There is as lot of grumbling about Elon Musk being so active in the incoming Trump administration. The common sneer is that he must soon fall from grace, because “Trump doesn’t like being upstaged.”
This is not really a new idea. I heard this comment before, when there was discussion of possible VP picks.
Where is it coming from? Does anyone have any actual evidence of Trump turning on someone for upstaging him?
Maybe from Mike Pence being his original VP. Pence was always low key to a fault.
But the story I hear is that Pence was not Trump’s choice. He was forced on him by the party brass, who feared Trump’s flamboyance and wanted a steady hand and steadier image. Trump wanted Newt Gingrich—another firebrand.
The thesis remains unproven. Nobody has ever upstaged Trump.
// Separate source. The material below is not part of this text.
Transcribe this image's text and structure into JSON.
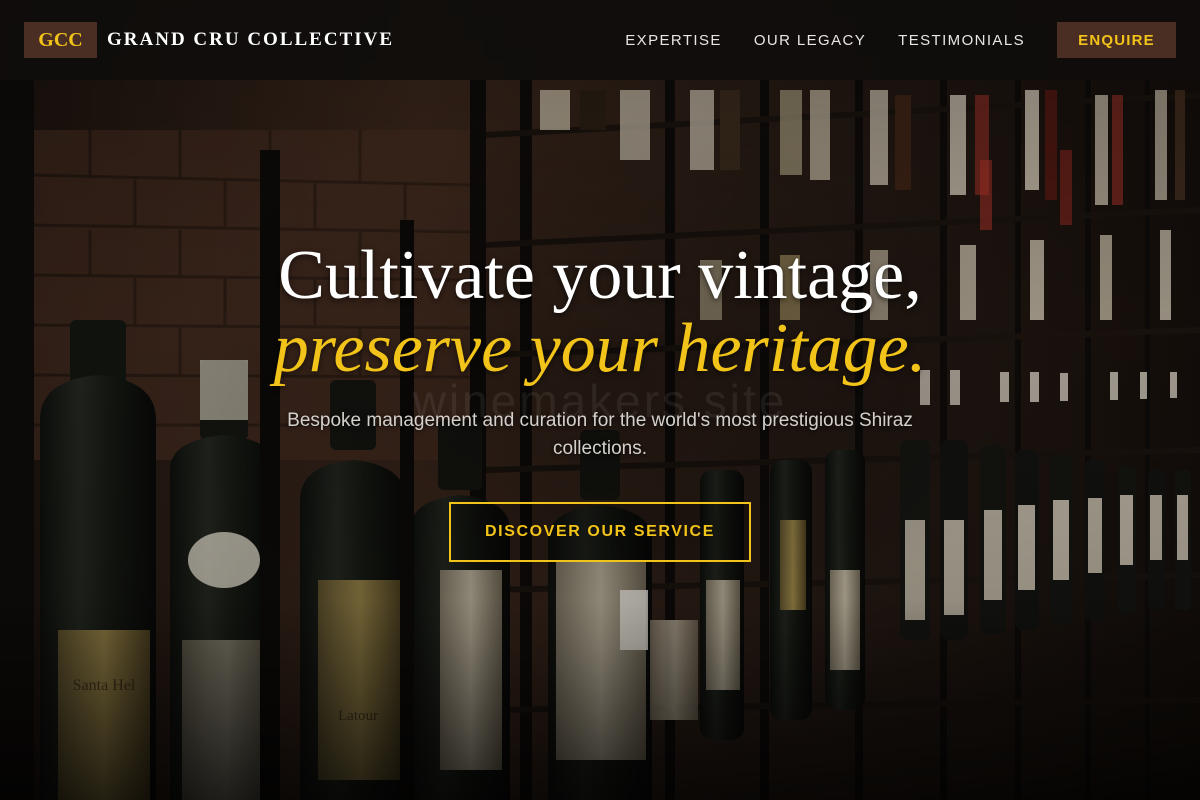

It is just a way to avoid giving Trump credit for his own great showmanship. He has never needed to suppress anyone else for being a better showman, so there is no way to know whether he would.
But look at his cabinet picks. They are what evidence we have. He has not selected faceless bureaucrats or shrinking violets or yes-men. Each choice is someone outspoken, charismatic, and with their own constituency. RFK Jr., Tulsi Gabbard, Pete Hegseth, Matt Gaetz, Tom Homan, Elon Musk, Vivek Ramaswamy, Kristi Noem... They were the very ones you would pick if you were trying to find someone to upstage Trump.
Compare the cabinet of Justin Trudeau in Canada. None have established an independent constituency or identity with the public—unless by resigning. Those who already had a public profile, having served prior to Trudeau, Stephane Dion or Marc Garneau, were pushed out early. In the recent cabinet shuffle, with perhaps one third of his caucus in open revolt, Trudeau appointed David McGuinty and Nathaniel Erskine-Smith as new ministers. You would think at this point he was scraping the bottom of the barrel. Instead, he was finally forced at last to appoint members who, based on their skills, accomplishments, and constituencies, should have been in the cabinet all along. But they might have taken some of the spotlight from Trudeau.
As is usually the case, the common wisdom among the punditry is the opposite of the truth.